Una cosa talmente grossa da tramortire tutti per qualche anno così che lei possa prendere la porta lasciata aperta e scappare, una cosa così terrificante da fornire un alibi perfetto per tutti: penseranno che lei sia ancora ferita e allora tutto sommato la lasceranno in pace perché tanto è danneggiata e non si può aggiustare una cosa così danneggiata, e quindi tanto vale lasciare perdere.
Ma la verità è che quello che è successo lei l’ha superato da anni, non è certo quello il problema.
Quello che proprio non perdonerà mai è che l’abbiano quasi ammazzata perché non era mediocre come loro.

Zaandam (zan zan!)

Rae Earl, My Mad Fat Diary, SS 01-03 (UK, 2013-2015)

Rae Earl, My Mad Fat Diary, SS 01-03 (UK, 2013-2015)

Mi rendo conto che la mia guarigione dalla psicosi e il mio ingresso nel mondo dei sani passa per l’accettare che questo è solo un blog, non il grande romanzo americano. Non c’è la regia di Sergio Leone.
Del resto nessuno di voi, immagino, si aspetta nè sospetta il contrario, no?
E, nel caso in cui invece sì, sareste voi quelli da ricoverare: non io a dover aspettare di avere due o trecento ore a disposizione per poter produrre ottima prosa. No?
Ad ogni modo.
Una delle monomanie preferite dai miei familiari è sempre stata quella di coltivare la convinzione che fuori dall’isola non sia presente tutta una serie di cose. Una serie molto lunga, molto. Negli anni è stata ridimensionata, ma restano incrollabili tre punti: fuori dall’isola non c’è il pane, non c’è il sole e non c’è il gelato. Dunque a che vale vivere?
Io ho sempre trovato molto ridicola questa cosa: tenetevi il cazzo di gelato, ho sempre pensato, così avrete qualcosa di buono da leccare mentre date il soldino al parcheggiatore che a sua volta dà il soldino a uno che sua volta dà il soldino a uno che a sua volta dà il soldino a uno che però ha anche un panificio dove fanno il pane buono. E andate anche a cacare, aggiungevo, se non aveste almeno clima mite e picchi glicemici si mobiliterebbe Amnesty International, il Live Aid l’avrebbero dedicato a voi.
Questo per dire che mi sono stupita molto quando ho cominciato realmente a sentirmi un poco meglio il giorno in cui ho scoperto che le ciliegie olandesi sono buone proprio come quelle italiane, e ne ho mangiate talmente tante da non ricordarmi se il plurale si scrive con o senza “i”.

Zaandam 29.06.2015

Zaandam 29.06.2015

A parte questo, due giorni dopo il mio compleanno qualcuno mi ha lasciato dei mandarini nella borsa della bicicletta. La prima cosa che ho pensato è stata “Ma i mandarini?! Siamo a luglio quasi!”. Questo pensiero stronzo mi pone ancora di fatto in salvo dalla zona-cucciolosa delle Amelié Poulain di stocazzo.

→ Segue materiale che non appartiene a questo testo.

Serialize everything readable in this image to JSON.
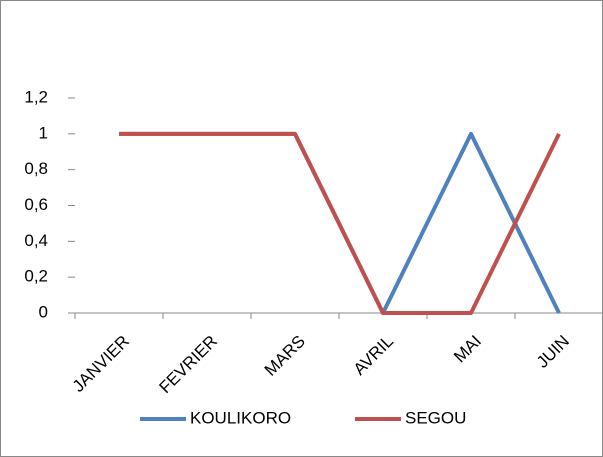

A fine maggio sono andata all’anagrafe di qui per chiedere di fare una cosa, salta fuori che serve il mio certificato di nascita in originale.
“In cartaceo, mi raccomando!”, mi ammonisce l’impiegata comunale zaandamese, “lo so che ormai è tutto informatizzato e digitalizzato ovunque, ma purtroppo per questo tipo di pratiche ci serve ANCORA la carta…mi dispiace, spero DAVVERO non sia un problema”.
E’ mortificata, letteralmente.
“No”, vorrei risponderle, “per me non è assolutamente un problema. Per voi invece è un problema ospitare il cavallo del messaggero che il Comune di Carini (PA) invierà per trasmettervi ufficialmente il mio certificato di nascita? Il messaggero può dormire da me”.

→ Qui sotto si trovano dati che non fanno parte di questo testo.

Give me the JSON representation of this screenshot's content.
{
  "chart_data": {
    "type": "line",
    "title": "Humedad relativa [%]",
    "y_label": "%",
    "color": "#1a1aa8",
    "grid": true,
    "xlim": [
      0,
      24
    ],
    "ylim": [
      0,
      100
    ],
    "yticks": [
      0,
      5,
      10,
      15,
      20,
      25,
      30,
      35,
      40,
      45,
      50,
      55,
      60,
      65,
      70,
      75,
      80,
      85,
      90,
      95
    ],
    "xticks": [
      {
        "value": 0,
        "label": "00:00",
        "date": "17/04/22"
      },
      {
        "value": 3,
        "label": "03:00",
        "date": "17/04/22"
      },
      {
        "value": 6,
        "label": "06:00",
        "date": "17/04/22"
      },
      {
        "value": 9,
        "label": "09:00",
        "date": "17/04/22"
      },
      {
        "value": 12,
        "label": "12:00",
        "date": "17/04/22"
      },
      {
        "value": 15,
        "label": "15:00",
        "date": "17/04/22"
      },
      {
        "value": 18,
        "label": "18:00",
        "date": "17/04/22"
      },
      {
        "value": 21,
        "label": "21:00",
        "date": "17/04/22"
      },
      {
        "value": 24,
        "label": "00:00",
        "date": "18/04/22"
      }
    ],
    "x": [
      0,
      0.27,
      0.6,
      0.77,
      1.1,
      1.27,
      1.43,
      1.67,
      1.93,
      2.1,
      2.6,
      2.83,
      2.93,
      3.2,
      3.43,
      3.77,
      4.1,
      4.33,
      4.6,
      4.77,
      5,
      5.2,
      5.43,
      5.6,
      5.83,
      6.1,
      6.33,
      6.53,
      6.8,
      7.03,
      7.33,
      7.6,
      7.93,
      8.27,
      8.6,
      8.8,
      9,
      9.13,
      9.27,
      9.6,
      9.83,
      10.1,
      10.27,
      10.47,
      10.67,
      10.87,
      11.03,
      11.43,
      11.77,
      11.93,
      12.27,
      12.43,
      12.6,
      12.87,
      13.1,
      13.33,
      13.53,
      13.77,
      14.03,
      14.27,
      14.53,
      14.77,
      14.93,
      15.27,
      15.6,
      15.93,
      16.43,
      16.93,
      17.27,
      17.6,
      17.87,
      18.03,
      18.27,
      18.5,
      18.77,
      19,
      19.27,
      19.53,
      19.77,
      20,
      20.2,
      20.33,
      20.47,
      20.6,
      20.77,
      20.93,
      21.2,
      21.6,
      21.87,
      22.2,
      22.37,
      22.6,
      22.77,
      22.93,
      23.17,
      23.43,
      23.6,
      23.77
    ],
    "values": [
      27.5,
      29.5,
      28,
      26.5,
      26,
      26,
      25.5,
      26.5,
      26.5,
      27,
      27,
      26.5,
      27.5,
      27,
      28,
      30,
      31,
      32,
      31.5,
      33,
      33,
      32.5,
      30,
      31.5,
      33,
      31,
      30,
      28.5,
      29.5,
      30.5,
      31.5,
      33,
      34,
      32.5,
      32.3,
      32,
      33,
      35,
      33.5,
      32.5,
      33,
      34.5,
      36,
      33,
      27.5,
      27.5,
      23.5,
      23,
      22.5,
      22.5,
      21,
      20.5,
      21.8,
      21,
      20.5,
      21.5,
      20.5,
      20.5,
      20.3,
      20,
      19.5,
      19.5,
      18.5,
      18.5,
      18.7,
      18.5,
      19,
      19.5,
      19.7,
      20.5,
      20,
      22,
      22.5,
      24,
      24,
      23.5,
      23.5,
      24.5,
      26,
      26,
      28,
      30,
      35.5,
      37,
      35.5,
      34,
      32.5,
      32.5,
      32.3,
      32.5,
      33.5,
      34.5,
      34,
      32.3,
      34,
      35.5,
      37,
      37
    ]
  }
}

Lo scorso mese ho deciso di fare la sauna in palestra, anche a Bologna la facevo ogni tanto. E’ la mia prima sauna qui, quindi leggo con molta attenzione il regolamento prima di entrare, perché qualcuno potrebbe notare la mia inadeguatezza e darmi così un brutto voto. Insomma per fortuna lo leggo, perché viene fuori che bisogna entrare nudi. Io penso “ok, meno male che l’ho letto altrimenti sai che figura tutte nude e io l’unica col costume” (perché alla fine ho sempre, sempre, SEMPRE ragione), ed entro.
Come prima cosa c’è un uomo nudo davanti a me.
Io non ho grossi problemi con la nudità di nessuno, in generale – anche se non so proprio come facciano gli uomini ad accettare di essere così ridicoli e indifesi quando sono nudi. Dico davvero: per quanto uno possa essere fico, immaginarlo nudo mi fa sempre venire voglia di mettergli addosso una coperta e dargli una tazza di brodo – men che meno con la mia.
Tuttavia, devo ammettere che mantenere la compostezza e il piglio autoritario non è stata proprio una cosa da ridere in quei 35-40 secondi che sono passati quando ho infine intravisto la prima bernarda à la Jackson Five, prova che no: non mi ero infilata per sbaglio nella sauna degli uomini. O che almeno non ero la sola ad averlo fatto.

Zaandam, 01.07.2015

Zaandam, 01.07.2015

Comunque prima o poi mi calmerò e farò le cose una alla volta. Quel tizio grasso che mi si è seduto sul petto finalmente se ne andrà. Andrà tutto bene, e i miei studenti a fine corso mi regaleranno mazzi di fiori: sarò un’insegnante da mazzo di fiori.
Ma va bene anche se resto quella da vino e formaggio.

Il gelato

Casa, stanza rosa - Zaandam 08.04.2015

Casa, stanza rosa – Zaandam 08.04.2015

Una donna dorme profondamente sullo sprinter in direzione Hoofddorp. Nel frattempo, in un passeggino a castello, i suoi due bambini di circa tre anni e di circa tre mesi si autogestiscono: quella di tre anni mangia biscotti e mi osserva, quello di circa tre mesi dorme e ogni tanto mugola inascoltato.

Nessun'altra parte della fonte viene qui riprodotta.